The Asset Class Returns chart (below) highlights the difficulty of selecting the best performing investment year after year. Assets at the top of the chart one year could be at the bottom the next, and vice versa.
Diversification: Depth vs. Breadth
Given our inability to know which asset class will be the performance hero each year, our investment philosophy is to diversify across a reasonably large number of asset classes. Reducing the volatility of returns in the overall portfolio is achieved by combining assets that tend to have low correlation to each other. Vertical diversification (depth) is diversification within a particular asset class. For example, the S&P 500 index is a collection of 500 stocks – all of which fall into one asset class: large-cap U.S. stock. Horizontal diversification (breadth) is achieved by investing in a wide variety of distinct asset classes – such as large-cap stock, small-cap stock, real estate, foreign stock, U.S. bonds, etc. Rather than attempting to pick the winning horse, our approach is to own the entire herd.

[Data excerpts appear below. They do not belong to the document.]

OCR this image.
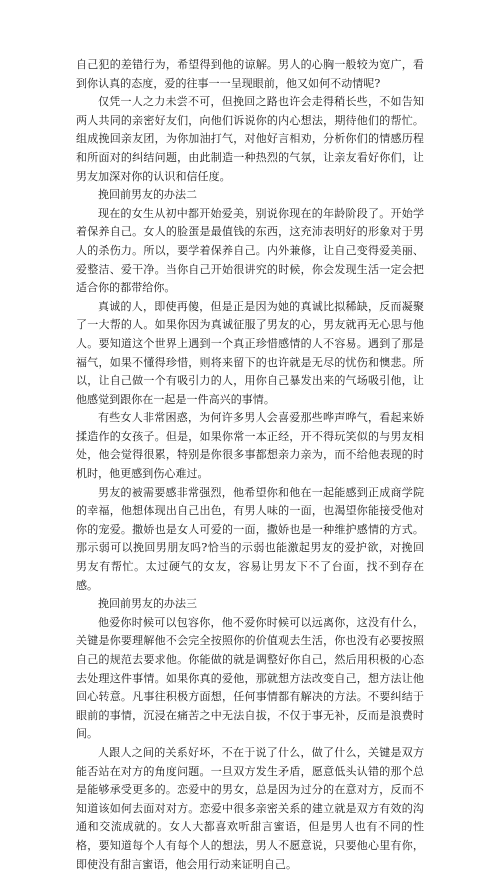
自己犯的差错行为，希望得到他的谅解。男人的心胸一般较为宽广，看到你认真的态度，爱的往事一一呈现眼前，他又如何不动情呢?

仅凭一人之力未尝不可，但挽回之路也许会走得稍长些，不如告知两人共同的亲密好友们，向他们诉说你的内心想法，期待他们的帮忙。组成挽回亲友团，为你加油打气，对他好言相劝，分析你们的情感历程和所面对的纠结问题，由此制造一种热烈的气氛，让亲友看好你们，让男友加深对你的认识和信任度。

挽回前男友的办法二

现在的女生从初中都开始爱美，别说你现在的年龄阶段了。开始学着保养自己。女人的脸蛋是最值钱的东西，这充沛表明好的形象对于男人的杀伤力。所以，要学着保养自己。内外兼修，让自己变得爱美丽、爱整洁、爱干净。当你自己开始很讲究的时候，你会发现生活一定会把适合你的都带给你。

真诚的人，即使再傻，但是正是因为她的真诚比拟稀缺，反而凝聚了一大帮的人。如果你因为真诚征服了男友的心，男友就再无心思与他人。要知道这个世界上遇到一个真正珍惜感情的人不容易。遇到了那是福气，如果不懂得珍惜，则将来留下的也许就是无尽的忧伤和懊悲。所以，让自己做一个有吸引力的人，用你自己暴发出来的气场吸引他，让他感觉到跟你在一起是一件高兴的事情。

有些女人非常困惑，为何许多男人会喜爱那些哗声哗气，看起来娇揉造作的女孩子。但是，如果你常一本正经，开不得玩笑似的与男友相处，他会觉得很累，特别是你很多事都想亲力亲为，而不给他表现的时机时，他更感到伤心难过。

男友的被需要感非常强烈，他希望你和他在一起能感到正成商学院的幸福，他想体现出自己出色，有男人味的一面，也渴望你能接受他对你的宠爱。撒娇也是女人可爱的一面，撒娇也是一种维护感情的方式。那示弱可以挽回男朋友吗?恰当的示弱也能激起男友的爱护欲，对挽回男友有帮忙。太过硬气的女友，容易让男友下不了台面，找不到存在感。

挽回前男友的办法三

他爱你时候可以包容你，他不爱你时候可以远离你，这没有什么，关键是你要理解他不会完全按照你的价值观去生活，你也没有必要按照自己的规范去要求他。你能做的就是调整好你自己，然后用积极的心态去处理这件事情。如果你真的爱他，那就想方法改变自己，想方法让他回心转意。凡事往积极方面想，任何事情都有解决的方法。不要纠结于眼前的事情，沉浸在痛苦之中无法自拔，不仅于事无补，反而是浪费时间。

人跟人之间的关系好坏，不在于说了什么，做了什么，关键是双方能否站在对方的角度问题。一旦双方发生矛盾，愿意低头认错的那个总是能够承受更多的。恋爱中的男女，总是因为过分的在意对方，反而不知道该如何去面对对方。恋爱中很多亲密关系的建立就是双方有效的沟通和交流成就的。女人大都喜欢听甜言蜜语，但是男人也有不同的性格，要知道每个人有每个人的想法，男人不愿意说，只要他心里有你，即使没有甜言蜜语，他会用行动来证明自己。
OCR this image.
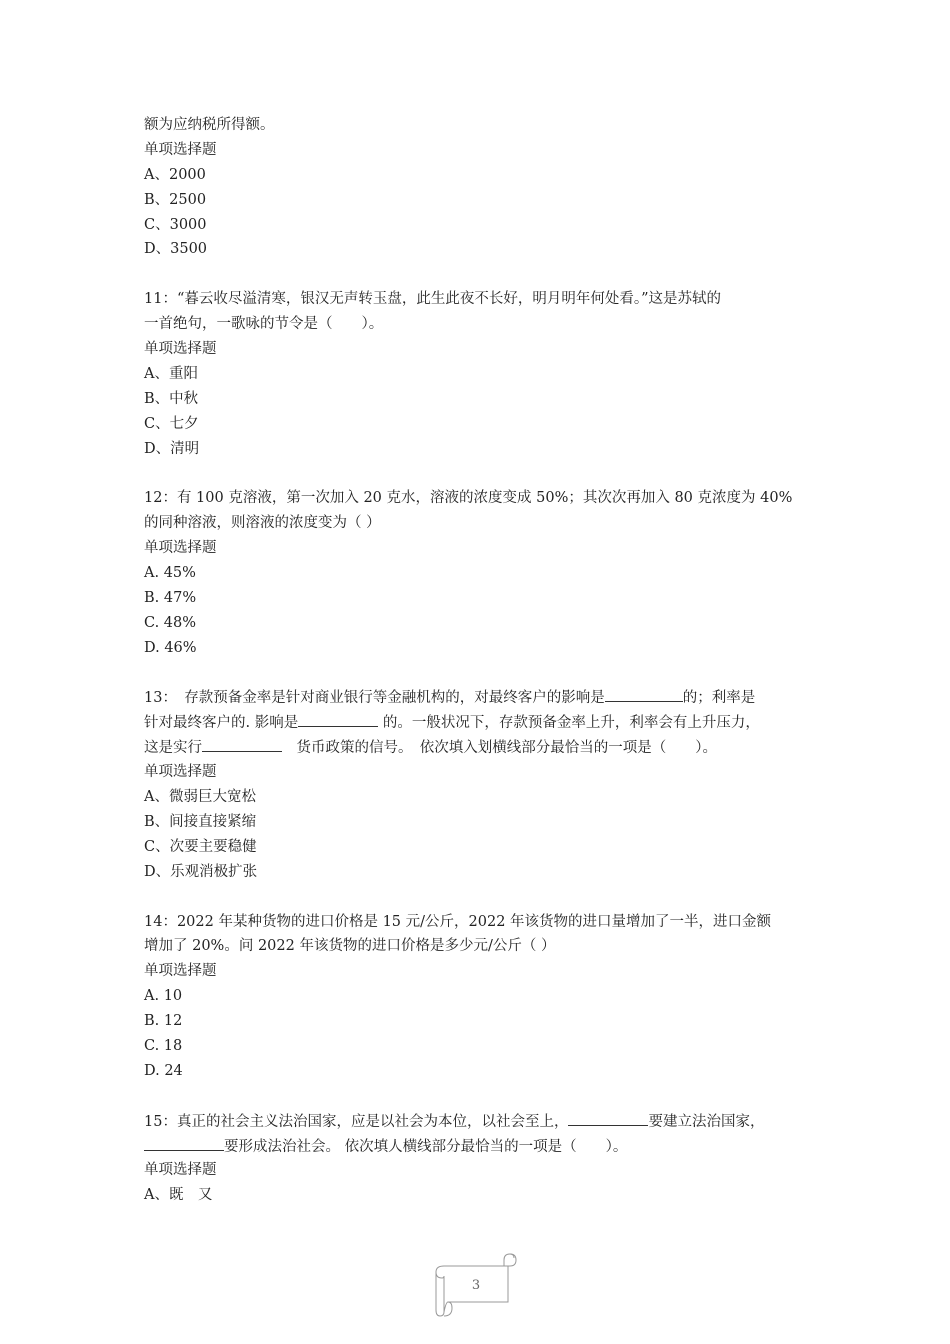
额为应纳税所得额。
单项选择题
A、2000
B、2500
C、3000
D、3500
11：“暮云收尽溢清寒，银汉无声转玉盘，此生此夜不长好，明月明年何处看。”这是苏轼的
一首绝句，一歌咏的节令是（　　）。
单项选择题
A、重阳
B、中秋
C、七夕
D、清明
12：有 100 克溶液，第一次加入 20 克水，溶液的浓度变成 50%；其次次再加入 80 克浓度为 40%
的同种溶液，则溶液的浓度变为（ ）
单项选择题
A. 45%
B. 47%
C. 48%
D. 46%
13：　存款预备金率是针对商业银行等金融机构的，对最终客户的影响是	的；利率是
针对最终客户的. 影响是	的。一般状况下，存款预备金率上升，利率会有上升压力，
这是实行	　货币政策的信号。　依次填入划横线部分最恰当的一项是（　　）。
单项选择题
A、微弱巨大宽松
B、间接直接紧缩
C、次要主要稳健
D、乐观消极扩张
14：2022 年某种货物的进口价格是 15 元/公斤，2022 年该货物的进口量增加了一半，进口金额
增加了 20%。问 2022 年该货物的进口价格是多少元/公斤（ ）
单项选择题
A. 10
B. 12
C. 18
D. 24
15：真正的社会主义法治国家，应是以社会为本位，以社会至上，	要建立法治国家，
要形成法治社会。 依次填人横线部分最恰当的一项是（　　）。
单项选择题
A、既　又
3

Over time, asset classes produce different returns that can change the portfolio’s initial asset allocation. To recapture the portfolio’s original risk-and-return characteristics, the portfolio is rebalanced. Systematic rebalancing enforces a “sell high and buy low” strategy that often improves a portfolio’s returns and protects it against long-term market fluctuations. Rebalancing may also help investors avoid trading on emotion. Investors may have to overcome recency bias and curb impulses during the rebalancing process as they sell off some of the best performers and put that money into the underperformers. Our investment philosophy is to rebalance at least annually, so our clients’ investment policy aligns with their long-term financial goal plan.